Several investors claim Fidelity Brokerage Services “failed to protect its customers” when an advisor lost his clients $11.1 million in risky investments using its platform.
Four ex-clients of Thomas Chadwick, a former partner with Chadwick & D’Amato, filed a statement of claim with FINRA's Dispute Resolution Services against Fidelity. The charges included breaching clients’ fiduciary duty and negligence.
“Using Fidelity’s platform, Thomas Chadwick lost his clients’ life savings through extremely risky investments and committed fraud,” Jason Kane, an attorney with the firm Peiffer Wolf Carr Kane Conway & Wise, said. “If Fidelity had appropriate supervisory systems in place, this never would have happened.”
According to the statement filed with FINRA, Chadwick opened his own New Hampshire-based firm around 2001, mainly serving retirees and older customers in that state and Vermont, with assets totaling about $60 million across approximately 100 customers.
Starting in mid-2019, Chadwick allegedly began investing “a substantial portion” of client assets into a complex, leveraged exchange-traded note with the acronym “REML,” comprised of mortgage real estate investment trusts. According to the claim, it was a risky product meant only for investors willing to “potentially lose their entire investment,” and was inappropriate for “buy-and-hold” investors.
In fact, the REML’s pricing supplement purportedly read that “‘[t]he amount of any monthly Coupon Amount is uncertain and could be zero. Therefore, you should not purchase the ETNs if you require fixed or periodic income payments.”

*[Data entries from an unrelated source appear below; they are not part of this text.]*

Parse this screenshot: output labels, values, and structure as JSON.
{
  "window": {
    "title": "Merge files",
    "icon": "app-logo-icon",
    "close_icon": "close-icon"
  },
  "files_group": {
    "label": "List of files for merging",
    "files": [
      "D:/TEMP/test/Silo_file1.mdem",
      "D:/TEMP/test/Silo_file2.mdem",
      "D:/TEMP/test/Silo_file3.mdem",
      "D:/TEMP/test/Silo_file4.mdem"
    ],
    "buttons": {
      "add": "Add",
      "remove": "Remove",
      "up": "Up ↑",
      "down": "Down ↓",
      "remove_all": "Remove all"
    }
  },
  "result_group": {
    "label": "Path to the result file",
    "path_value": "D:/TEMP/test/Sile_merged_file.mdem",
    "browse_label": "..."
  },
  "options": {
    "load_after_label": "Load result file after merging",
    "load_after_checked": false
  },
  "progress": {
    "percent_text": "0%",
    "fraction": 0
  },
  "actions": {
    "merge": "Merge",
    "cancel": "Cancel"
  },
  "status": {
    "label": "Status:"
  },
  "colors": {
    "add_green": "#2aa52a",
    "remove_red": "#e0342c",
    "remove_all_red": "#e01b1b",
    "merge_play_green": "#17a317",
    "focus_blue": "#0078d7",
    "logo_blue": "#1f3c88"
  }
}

In March 2020, the market crashed as the COVID-19 pandemic swept the country. REML gradually recovered but never fully.
To the clients, Fidelity’s emphasis on self-directed trading meant it “improperly abandoned its legal and regulatory-mandated supervisory role and permitted fraudsters, such as Chadwick, to have unfettered access to innocent investors.”
“Fidelity had a duty to properly tailor its supervisory systems to closely scrutinize advisory client accounts and all persons trading in these accounts, given the numerous complaints and regulatory matters involving ‘financial advisors,’ investment advisors and others utilizing Fidelity’s Advisory Client account structure,” the claim read.
By late 2021, Chadwick formed a new firm, terminating the registration of his old one; he later registered with his new firm in Vermont but withdrew the application, according to the investors’ claim. (Chadwick is also facing pending charges in Vermont from 2022 for impersonating clients and providing advice while not registered, according to the attorneys at Peiffer Wolf.)
Fidelity allegedly terminated its relationship with Chadwick around that time and removed the firm from the platform, meaning he couldn’t access clients’ accounts at Fidelity.
Nevertheless, he continued to offer advice to clients, telling them that he was merely awaiting his registration to be complete and that they could log in to their Fidelity accounts together if needed or give him their login information.
According to the claim, in April 2022, Fidelity told state securities regulators that they believed a device belonging to Chadwick had accessed nearly 40 of his customer’s Fidelity accounts since the start of the year. (It responded by locking down those accounts.)
“Fidelity failed to supervise for these activities, and only detected these matters after responding to investigations by state regulators,” the claim read. “Had Fidelity detected Chadwick’s improper conduct pursuant to its supervisory duties, Claimants and customer losses could have been lessened or prevented.”
Fidelity did not respond to requests for comment prior to publication.